И Караулов вышел на эту овацию — радостный, потрясенный и торжествующий, как человек, открыто высказавший наконец толпе свои затаенные чувства… За кулисами его встретил антрепренер и заключил в свои благодарные объятия… Около антрепренера суетилась со своими излияниями комическая старуха и какой-то малыш в дубленом тулупчике и с отмороженными щеками, робко лепетавший: «Барин… а барин? Я оттеле прислан!» Но неумолкавшие аплодисменты заглушили этот детский лепет, и Караулов поспешил выйти на сцену вторично… Он находился теперь как в чаду, и когда, низко откланявшись рукоплескавшей толпе, он стал спускаться вниз в уборную, то должен был схватиться за кулису, чтоб не упасть… Тут его опять нагнал замороженный малыш в дубленом тулупчике и настойчиво уцепился sa полы его генеральского мундира.
— Чего тебе? — огрызнулся Караулов, тщеславно предчувствовавший свой третий вызов…
— Авдотья Илышишна помирают!.. Так маменька наказали, как ежели ослобонитесь — чтобы сичас прийтить!!
Караулов так и закаменел на месте…
Но окаменение это продолжалось всего несколько секунд… Как полоумный, кинулся он в уборную, схватил пальто, шапку, свой вязаный шарф и, как был — в мундире французского генерала и пудреном парике — кинулся к выходу, через театральный коридор, забыв все на свете: и свой полубалаганный вид, и свой неслыханный успех, и то, что ему осталось доиграть целый акт, самый эффектный из всей пьесы.

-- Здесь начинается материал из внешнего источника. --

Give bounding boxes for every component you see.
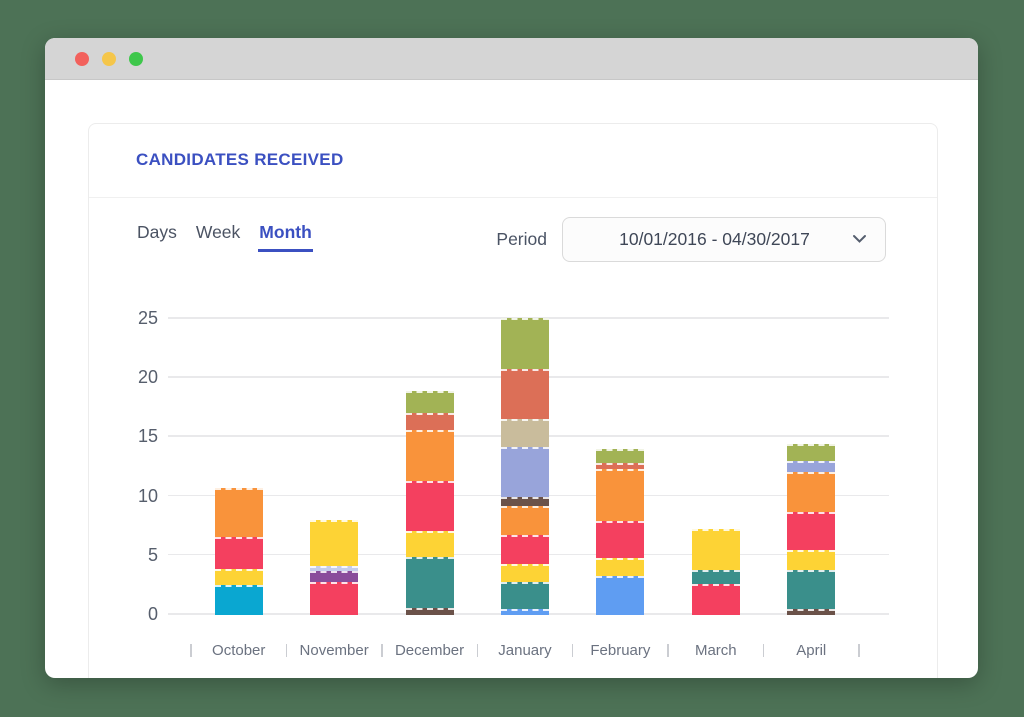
bars-area [191, 317, 859, 615]
x-axis-tick [762, 644, 765, 657]
period-control: Period 10/01/2016 - 04/30/2017 [496, 217, 886, 262]
stacked-bar-december[interactable] [405, 391, 454, 615]
y-axis-label: 5 [147, 544, 158, 565]
x-axis-label-march: March [694, 642, 737, 659]
y-axis-label: 15 [137, 426, 158, 447]
bar-segment-pink[interactable] [310, 581, 359, 615]
bar-segment-periwinkle[interactable] [500, 446, 549, 497]
bar-segment-salmon[interactable] [500, 368, 549, 419]
x-axis-label-november: November [299, 642, 369, 659]
stacked-bar-november[interactable] [310, 520, 359, 615]
x-axis-tick [381, 644, 383, 657]
bar-segment-teal[interactable] [500, 581, 549, 610]
chevron-down-icon [852, 231, 867, 249]
x-axis-tick [476, 644, 479, 657]
bar-column-december [382, 317, 477, 615]
y-axis-label: 0 [147, 604, 158, 624]
bar-segment-tan[interactable] [500, 418, 549, 447]
tab-week[interactable]: Week [195, 222, 241, 252]
bar-segment-teal[interactable] [405, 557, 454, 608]
bar-segment-pink[interactable] [214, 536, 263, 569]
y-axis-label: 25 [137, 308, 158, 328]
bar-column-november [286, 317, 381, 615]
maximize-button[interactable] [129, 51, 143, 66]
period-value: 10/01/2016 - 04/30/2017 [619, 229, 810, 249]
page-title: CANDIDATES RECEIVED [136, 150, 344, 169]
bar-column-february [573, 317, 668, 615]
bar-column-march [668, 317, 763, 615]
bar-segment-salmon[interactable] [596, 463, 645, 470]
bar-segment-pink[interactable] [787, 512, 836, 550]
gridline-y25 [168, 317, 889, 319]
bar-segment-cyan[interactable] [214, 585, 263, 615]
bar-segment-brown[interactable] [787, 609, 836, 615]
x-axis-tick [285, 644, 288, 657]
x-axis-tick [571, 644, 574, 657]
x-axis-label-february: February [590, 642, 651, 659]
minimize-button[interactable] [102, 51, 116, 66]
bar-segment-teal[interactable] [787, 570, 836, 610]
period-label: Period [496, 229, 547, 249]
stacked-bar-october[interactable] [214, 488, 263, 615]
x-axis-label-april: April [796, 642, 827, 659]
stacked-bar-march[interactable] [691, 528, 740, 615]
bar-segment-olive[interactable] [596, 449, 645, 464]
bar-column-april [764, 317, 859, 615]
candidates-received-card: CANDIDATES RECEIVED Days Week Month Period… [88, 123, 938, 678]
bar-segment-teal[interactable] [691, 570, 740, 585]
bar-segment-orange[interactable] [500, 506, 549, 535]
bar-segment-yellow[interactable] [596, 558, 645, 576]
bar-segment-orange[interactable] [405, 430, 454, 482]
bar-segment-lavender[interactable] [310, 566, 359, 572]
bar-segment-yellow[interactable] [405, 531, 454, 558]
y-axis-label: 20 [137, 367, 158, 388]
bar-segment-brown[interactable] [500, 496, 549, 507]
period-dropdown[interactable]: 10/01/2016 - 04/30/2017 [562, 217, 886, 262]
bar-segment-pink[interactable] [691, 584, 740, 615]
bar-segment-brown[interactable] [405, 607, 454, 615]
stacked-bar-january[interactable] [500, 317, 549, 615]
stacked-bar-chart: 25 20 15 10 5 0 October November December January… [138, 308, 889, 678]
tab-days[interactable]: Days [136, 222, 178, 252]
bar-segment-purple[interactable] [310, 571, 359, 582]
bar-segment-yellow[interactable] [500, 564, 549, 582]
stacked-bar-april[interactable] [787, 444, 836, 615]
bar-segment-salmon[interactable] [405, 412, 454, 431]
bar-segment-cornflower[interactable] [500, 609, 549, 615]
tab-month[interactable]: Month [258, 222, 313, 252]
y-axis-label: 10 [137, 485, 158, 506]
bar-segment-yellow[interactable] [214, 568, 263, 586]
bar-segment-orange[interactable] [214, 488, 263, 537]
bar-segment-olive[interactable] [787, 444, 836, 462]
window-titlebar [45, 38, 978, 80]
bar-segment-orange[interactable] [596, 469, 645, 522]
x-axis-label-january: January [498, 642, 552, 659]
view-tabs: Days Week Month [136, 212, 886, 252]
bar-segment-pink[interactable] [500, 534, 549, 565]
bar-segment-yellow[interactable] [310, 520, 359, 567]
stacked-bar-february[interactable] [596, 449, 645, 615]
x-axis: October November December January February Ma… [191, 642, 859, 659]
bar-segment-cornflower[interactable] [596, 575, 645, 615]
x-axis-label-october: October [212, 642, 266, 659]
x-axis-tick [190, 644, 192, 657]
bar-column-january [477, 317, 572, 615]
bar-segment-pink[interactable] [405, 481, 454, 532]
bar-segment-periwinkle[interactable] [787, 461, 836, 472]
app-window: CANDIDATES RECEIVED Days Week Month Period… [45, 38, 978, 678]
x-axis-label-december: December [394, 642, 465, 659]
bar-segment-yellow[interactable] [691, 528, 740, 571]
bar-segment-olive[interactable] [405, 391, 454, 413]
x-axis-tick [667, 644, 669, 657]
bar-segment-olive[interactable] [500, 317, 549, 369]
bar-column-october [191, 317, 286, 615]
bar-segment-pink[interactable] [596, 521, 645, 559]
bar-segment-yellow[interactable] [787, 549, 836, 571]
close-button[interactable] [75, 51, 89, 66]
card-header: CANDIDATES RECEIVED [89, 124, 937, 198]
x-axis-tick [858, 644, 860, 657]
bar-segment-orange[interactable] [787, 471, 836, 513]
chart-controls: Days Week Month Period 10/01/2016 - 04/30/… [136, 212, 886, 264]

— Караулова! Караулова! — гулко доносилось до его ушей, в то время как он пробирался с своим замороженным посланцем по полутемному коридору к театральному подъезду…
Опасения, впрочем, были преувеличены. Авдотья Ильинишна, благодаря заботам врача, была спасена и начала очень быстро поправляться. Но бедный Диодор Караулов!.. Попавший прямо с жару в своем наполеоновском мундире на двадцатиградусный мороз, он простудился, и простудился настолько жестоко, что уже всякие заботы врача, вылечившего сестру, оказались излишними, и осталась на долю старухи матери лишь одна забота — похоронить злополучного Дорю возможно лучше и благолепнее. Нечего делать — пришлось расстаться, наконец, с нежно лелеянной «Шведской принцессой», которая оказалась на поверку ничего не стоящей особой и оцененной за сорок рублей лишь благодаря старинной резной раме.